После разгрома революции 1905 года в нашем провинциальном городе Угличе появилось много молодежи из Москвы, скрывающейся от царской полиции. Отец, захваченный идеями революции, открыл двери дома для беглых студентов. Желая дать кров и заработок молодым людям, он нанял их учителями в наш дом. Один должен был учить Раю и меня грамоте, другой – математике. Но это продолжалось недолго. У отца стали пропадать ценные вещи. Заподозрив в воровстве молодых учителей, отец выгнал их одного за другим и принял новых. Вскоре уважаемый всеми доктор разочаровался в этих «идейных» людях. «Проходимцы, – ругал их отец, – приглядятся к дому и обворовывают: опять часы со стены пропали!»
Но время шло, нас надо было учить, и отец решил отвезти Раю и меня в Москву, определить в Институт благородных девиц, называемый Елизаветинским.
Мы поехали и были допущены на приемные экзамены. Я ехала неохотно, не хотелось мне уезжать из дома и расставаться с отцом, которого я очень любила. Поэтому на экзаменах я сознательно молчала или отвечала так плохо, что получила неудовлетворительные оценки. Раечка держалась бодро, великолепно отвечала и была принята в институт. Отец был огорчен моим поведением, качал головой и говорил мне: «Подвела ты меня, дочка!» А я ликовала, целовала своего дорогого папу и утешала его тем, что остаюсь жить вместе с ним.
Вернувшись в Углич, отец определил меня в гимназию. Но в мои девять лет учение меня не привлекало. Все силы я полагала на то, чтобы выдумать какую-либо шалость, чем-то напроказить. Уроков я не учила, на двойки и колы не реагировала. Жаловаться на меня было некому. Учителя знали, что матери с нами нет, а отец занят в больнице.
Так прошел год. Наконец весной, когда детей распускают на каникулы, отец пошел на родительское собрание за моим табелем.

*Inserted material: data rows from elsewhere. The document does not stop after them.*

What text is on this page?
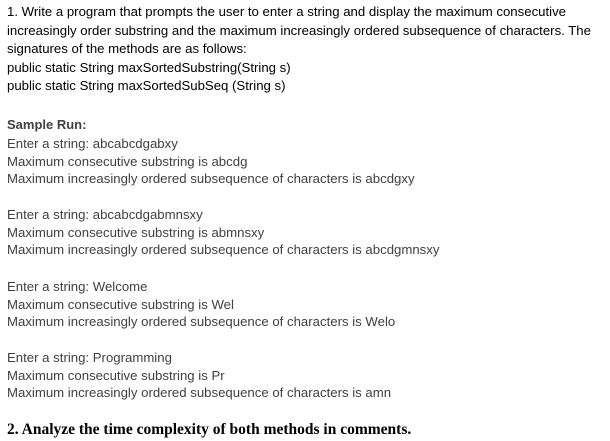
1. Write a program that prompts the user to enter a string and display the maximum consecutive increasingly order substring and the maximum increasingly ordered subsequence of characters. The signatures of the methods are as follows:

public static String maxSortedSubstring(String s)
public static String maxSortedSubSeq (String s)
Sample Run:
Enter a string: abcabcdgabxy
Maximum consecutive substring is abcdg
Maximum increasingly ordered subsequence of characters is abcdgxy
Enter a string: abcabcdgabmnsxy
Maximum consecutive substring is abmnsxy
Maximum increasingly ordered subsequence of characters is abcdgmnsxy
Enter a string: Welcome
Maximum consecutive substring is Wel
Maximum increasingly ordered subsequence of characters is Welo
Enter a string: Programming
Maximum consecutive substring is Pr
Maximum increasingly ordered subsequence of characters is amn
2. Analyze the time complexity of both methods in comments.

Он вернулся мрачнее тучи.
– Доченька, – сказал он мне грустно, – я сгорал от стыда за тебя. Ведь ты самая плохая ученица, по всем предметам у тебя двойки! И ведешь ты себя в гимназии так, что все учителя от тебя в ужасе. Почему так? Я знаю, я виноват, я мало тебя вижу, а мамы с вами нет… Но что же нам делать? Как ты огорчила меня! Я не ждал этого от любимой дочки.
По лицу отца текли слезы. Я кинулась к папе на шею, обнимала его, целовала, обещала исправиться:
– Папочка! Я не буду больше шалить, я буду хорошо учиться, прости меня!
– Где тебе теперь хорошо учиться? Ты себя зарекомендовала как лентяйка и озорница. Это моя-то дочь!
– Нет, я исправлюсь! Увидишь, папа, на одни пятерки буду учиться, буду стараться что есть силы! – обещала я.
Отец не верил и грустно качал головой.
– Папочка, поверь, ты меня не узнаешь! – не унималась я.
– Ну, посмотрим, – ответил отец.
Гимназия
Со второго года обучения я стала первой ученицей, имела «пять» по всем предметам. Память у меня была отличная, и устные уроки, прослушав в классе, я уже не учила. Я много читала дома и в пятнадцать лет прочла «Братьев Карамазовых». Образ Алеши поразил меня. Я решила, что найду такого Алешу в жизни. Великий инквизитор меня потрясал, и я верила, что так будет.